Death of Clément Fayat, figure of the BTP

The entrepreneur born in Corrèze, who left the group’s presidency in 2013 for health reasons, founded his first earthworks company in Libourne (Gironde) in 1957, after starting at the age of 15 as a simple apprentice mason. , sur les traces de son père.

“Corrézien de cœur, terrien dans lâme, autodidacte assumé et inspirée, il fut toute sa vie durant un entrepreneur visionnaire. Travailleur infatigable, admiré tout autant que redouté, profoundly respecté par ses collaborators et peers pour sa juste rigueur, il a construit pierre après pierre l’empire que l’on connait aujourd’hui”, highlighted the group in a press release.

En plus d’un demi-siècle, l’entrepreneur a patiemment hissé son entreprise au quatrième rang des groupes français de BTP. L’empire Fayat pèse aujourd’hui 4.6 milliards d’euros de chiffre d’affaires (2021) et emploie 21,000 personnes au sein de 231 filiales et sociétés presentes dans 170 countries. Il se présente aussi comme le “premier groupe français independant de la construction” et le “world leader in road equipment”.

A l’origine de ce solide succès, une diversification de ses activités (chaudronnerie, metallic construction, material de manutention, material routier, électrique industrielle). Au cours des trene dernières années, la liste est become longue des entreprises rachetées par le groupe, dont le siège est à Bordeaux. Parmi elles, Genest (1994), Bec Frères (2002), Razel (2008), Cari (2010) en France, Marini (1985) en Italie, Bomag (2004) en Allemagne.

Ces acquisitions ont ouvert à ce discrete, mais habile négociateur, d’important marchés à l’international, notably en Afrique, aux Etats-Unis et en Chine.
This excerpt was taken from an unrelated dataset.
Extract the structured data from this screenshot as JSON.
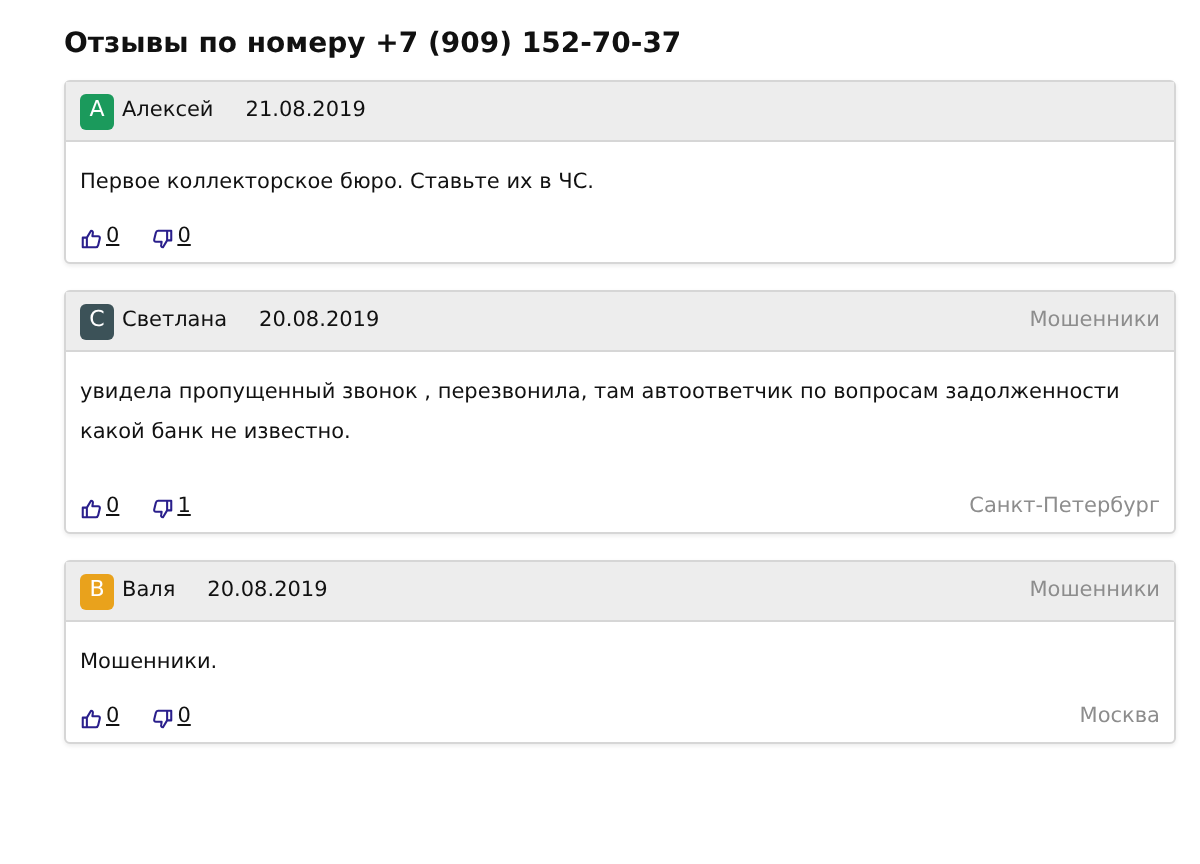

Less known to the general public than its main competitors Vinci, Bouygues or Eiffage, and yet associated with prestigious constructions like the Opéra Bastille or the Musée d’Orsay, the group benefited, like them, from the development of public-private partnerships ( PPP). Dans cette réussite industrielle, une ombre au tableau: la liquidation en 2011, sept mois à peine après son rachat, de l’entreprise centenaire Richard Ducros, based à Alès (Gard).

“Je suis un peasant, j’ai encore de la terre accrochée à mes sabots”, aimait dire ce petit-fils de paysan, né pauvre en 1932 dans un village corrézien et dont l’entreprise est restée familiale. A son départ des affairs en 2013, he left the reins to his sons Jean-Claude and Laurent, respectively president and director general.

Outre le travail, ce Girondin d’adoption aimait aussi le vin. From 1969, he acquired Château La Dominique, in the vineyard of Saint-Emilion, which was designed by architect Jean Nouvel.

Depuis sa retreat, Clément Fayat, membre du club fermé des milliardaires français, s’était retirée dans le Médoc. Egalement propriétaire du château Clément-Pichon, dans le Haut-Médoc et de Château Fayat (Pomerol), il avait réuni l’activité viti-vinicole du groupe au sein des Vignobles Clément Fayat.

He was elevated to the rank of Commander of the Legion of Honor in 2012.